Fortunately, there's a new draft civil code in circulation that might officially recognize same-sex civil partnerships. The Kosovo government proposed that “registered civil unions between people of the same sex be allowed.”
The change would be a huge progress for LGBTQ rights in Kosovo, which currently lags behind much of Europe on this issue. If the draft code is enacted, it would bring Kosovo into compliance with a number of international human rights treaties. It would also send a strong message that discrimination against LGBTQ+ people is not tolerated.
The change is not yet guaranteed, however. Conservative groups are already mobilizing against it, and it remains to be seen whether the members of parliament will have the courage to stand up to them.
Photo: BIRN/Denis Sllovinja
Indeed, last week, representatives from four major religions came together to sign a joint statement against the proposed code. The statement, which was signed by the Grand Muftiof the Muslim community, Naim Ternava; the Catholic Bishop, Dode Gjergji; the head of the Evangelical Church, Femi Cakolli; and the Jewish Community leader, Votim Demiri; makes it clear that these religious leaders are united in their belief that the proposed code goes against traditional values. In particular, they object to the code's stance on abortion, marriage, and gender identity.
They state that “the religious communities remain united when it comes to the protection and daily promotion of family values, pro-life values, the traditional values of marriage, the right of the fetus from conception to birth, and the natural right of gender as a predetermination for each citizen.”

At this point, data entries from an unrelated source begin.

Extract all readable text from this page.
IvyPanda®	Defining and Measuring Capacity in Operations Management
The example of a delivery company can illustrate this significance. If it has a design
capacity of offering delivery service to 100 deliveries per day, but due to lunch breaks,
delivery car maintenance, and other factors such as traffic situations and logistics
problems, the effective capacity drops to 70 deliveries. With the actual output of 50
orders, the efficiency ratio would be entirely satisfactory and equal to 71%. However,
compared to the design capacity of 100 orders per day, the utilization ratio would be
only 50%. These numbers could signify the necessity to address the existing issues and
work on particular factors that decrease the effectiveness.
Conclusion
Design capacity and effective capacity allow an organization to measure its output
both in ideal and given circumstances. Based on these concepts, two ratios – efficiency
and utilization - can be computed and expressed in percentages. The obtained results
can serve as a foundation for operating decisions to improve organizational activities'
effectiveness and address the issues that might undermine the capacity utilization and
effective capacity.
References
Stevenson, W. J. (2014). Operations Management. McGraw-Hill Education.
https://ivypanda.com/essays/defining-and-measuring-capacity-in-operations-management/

Note that the Serbian Orthodox Church did not sign this petition.
Kosovo's parliament is currently considering the new amendment to the Civil Code that would extend the legal benefits of marriage to same-sex couples. The proposal has generated a great deal of controversy, with faith groups arguing that it goes against traditional values. However, most MPs seem to be in favour of the amendment. If enacted, Kosovo would become the first country in the Balkans to allow same-sex couples to enter into civil partnerships. This would be a major progress for LGBTQ+ rights in the region.

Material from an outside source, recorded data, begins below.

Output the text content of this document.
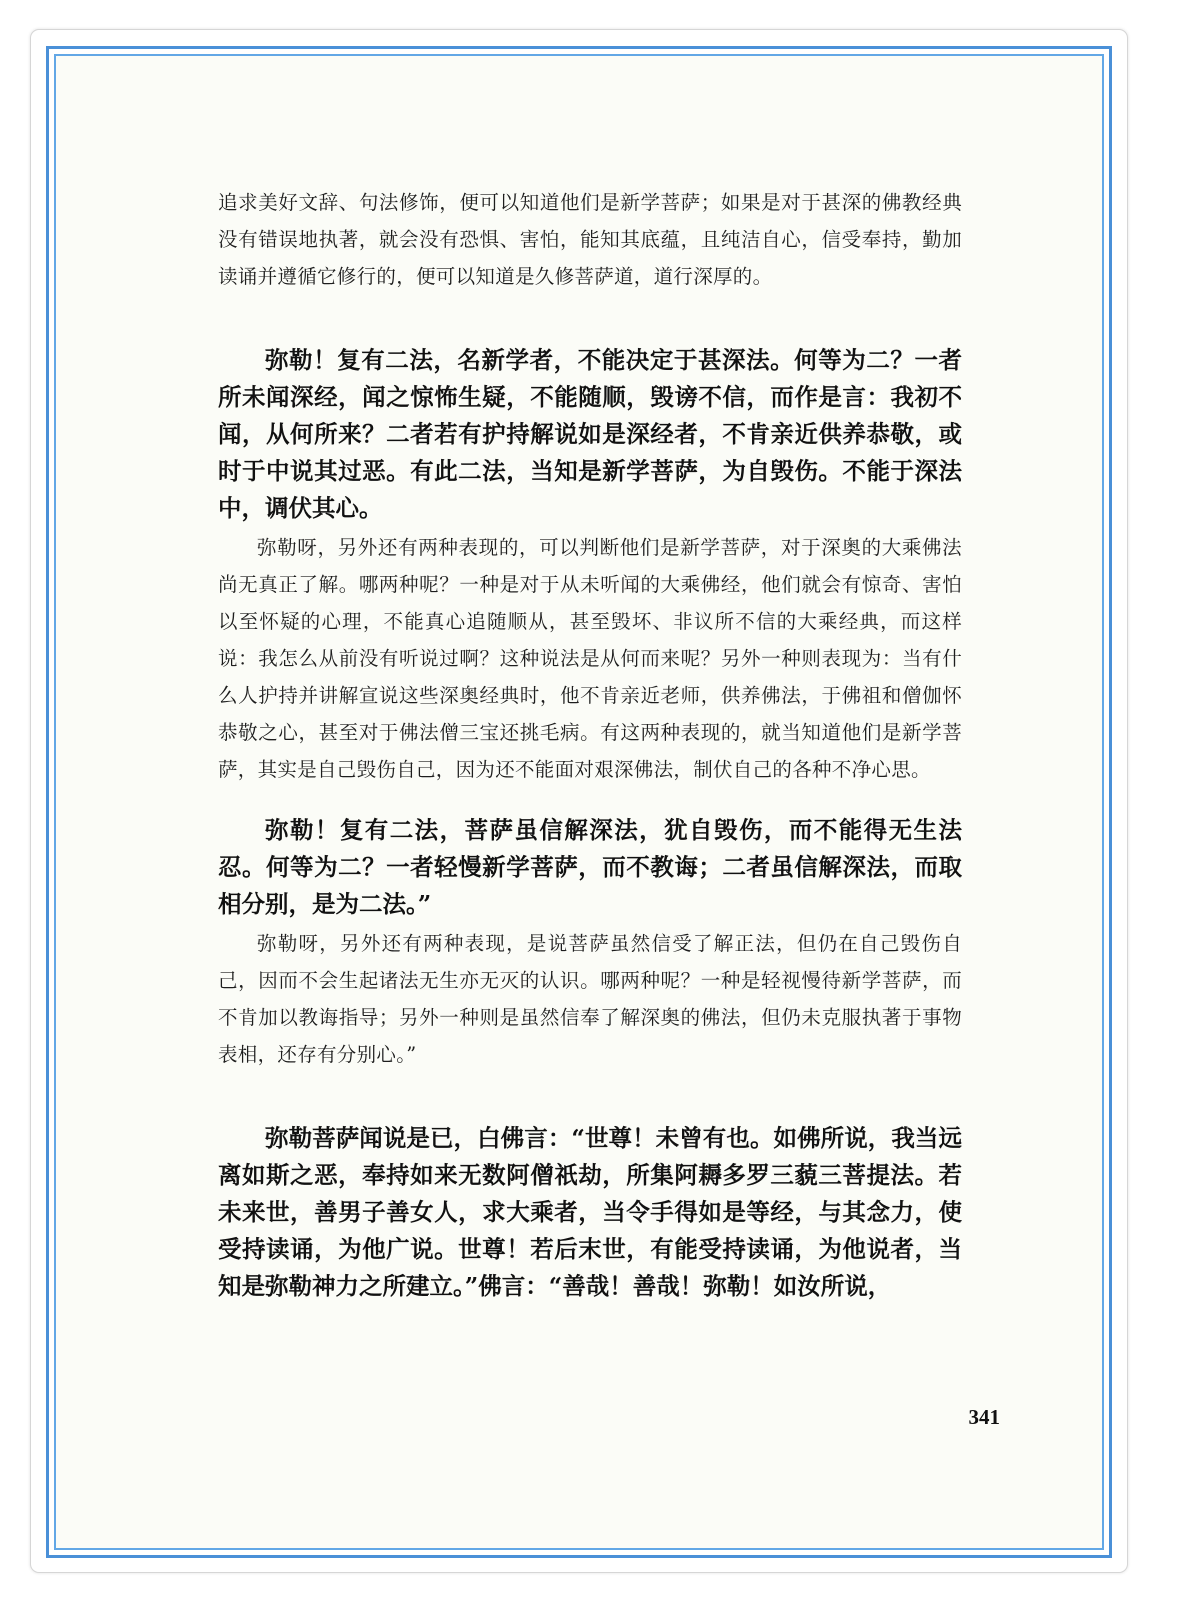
追求美好文辞、句法修饰，便可以知道他们是新学菩萨；如果是对于甚深的佛教经典没有错误地执著，就会没有恐惧、害怕，能知其底蕴，且纯洁自心，信受奉持，勤加读诵并遵循它修行的，便可以知道是久修菩萨道，道行深厚的。

弥勒！复有二法，名新学者，不能决定于甚深法。何等为二？一者所未闻深经，闻之惊怖生疑，不能随顺，毁谤不信，而作是言：我初不闻，从何所来？二者若有护持解说如是深经者，不肯亲近供养恭敬，或时于中说其过恶。有此二法，当知是新学菩萨，为自毁伤。不能于深法中，调伏其心。

弥勒呀，另外还有两种表现的，可以判断他们是新学菩萨，对于深奥的大乘佛法尚无真正了解。哪两种呢？一种是对于从未听闻的大乘佛经，他们就会有惊奇、害怕以至怀疑的心理，不能真心追随顺从，甚至毁坏、非议所不信的大乘经典，而这样说：我怎么从前没有听说过啊？这种说法是从何而来呢？另外一种则表现为：当有什么人护持并讲解宣说这些深奥经典时，他不肯亲近老师，供养佛法，于佛祖和僧伽怀恭敬之心，甚至对于佛法僧三宝还挑毛病。有这两种表现的，就当知道他们是新学菩萨，其实是自己毁伤自己，因为还不能面对艰深佛法，制伏自己的各种不净心思。

弥勒！复有二法，菩萨虽信解深法，犹自毁伤，而不能得无生法忍。何等为二？一者轻慢新学菩萨，而不教诲；二者虽信解深法，而取相分别，是为二法。”

弥勒呀，另外还有两种表现，是说菩萨虽然信受了解正法，但仍在自己毁伤自己，因而不会生起诸法无生亦无灭的认识。哪两种呢？一种是轻视慢待新学菩萨，而不肯加以教诲指导；另外一种则是虽然信奉了解深奥的佛法，但仍未克服执著于事物表相，还存有分别心。”

弥勒菩萨闻说是已，白佛言：“世尊！未曾有也。如佛所说，我当远离如斯之恶，奉持如来无数阿僧祇劫，所集阿耨多罗三藐三菩提法。若未来世，善男子善女人，求大乘者，当令手得如是等经，与其念力，使受持读诵，为他广说。世尊！若后末世，有能受持读诵，为他说者，当知是弥勒神力之所建立。”佛言：“善哉！善哉！弥勒！如汝所说，

341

The head of Vetevendosje, the ruling party's parliamentary group, Mimoza Kusari Lila, said that she believes this issue will be regulated by law.
“I believe that in the civil code this issue will be regulated by law,” she said.
Besnik Tahiri, leader of the parliamentary group of the opposition, Alliance for the Future of Kosovo, said that they also support the change.
“As a parliamentary group, we support them,” he said.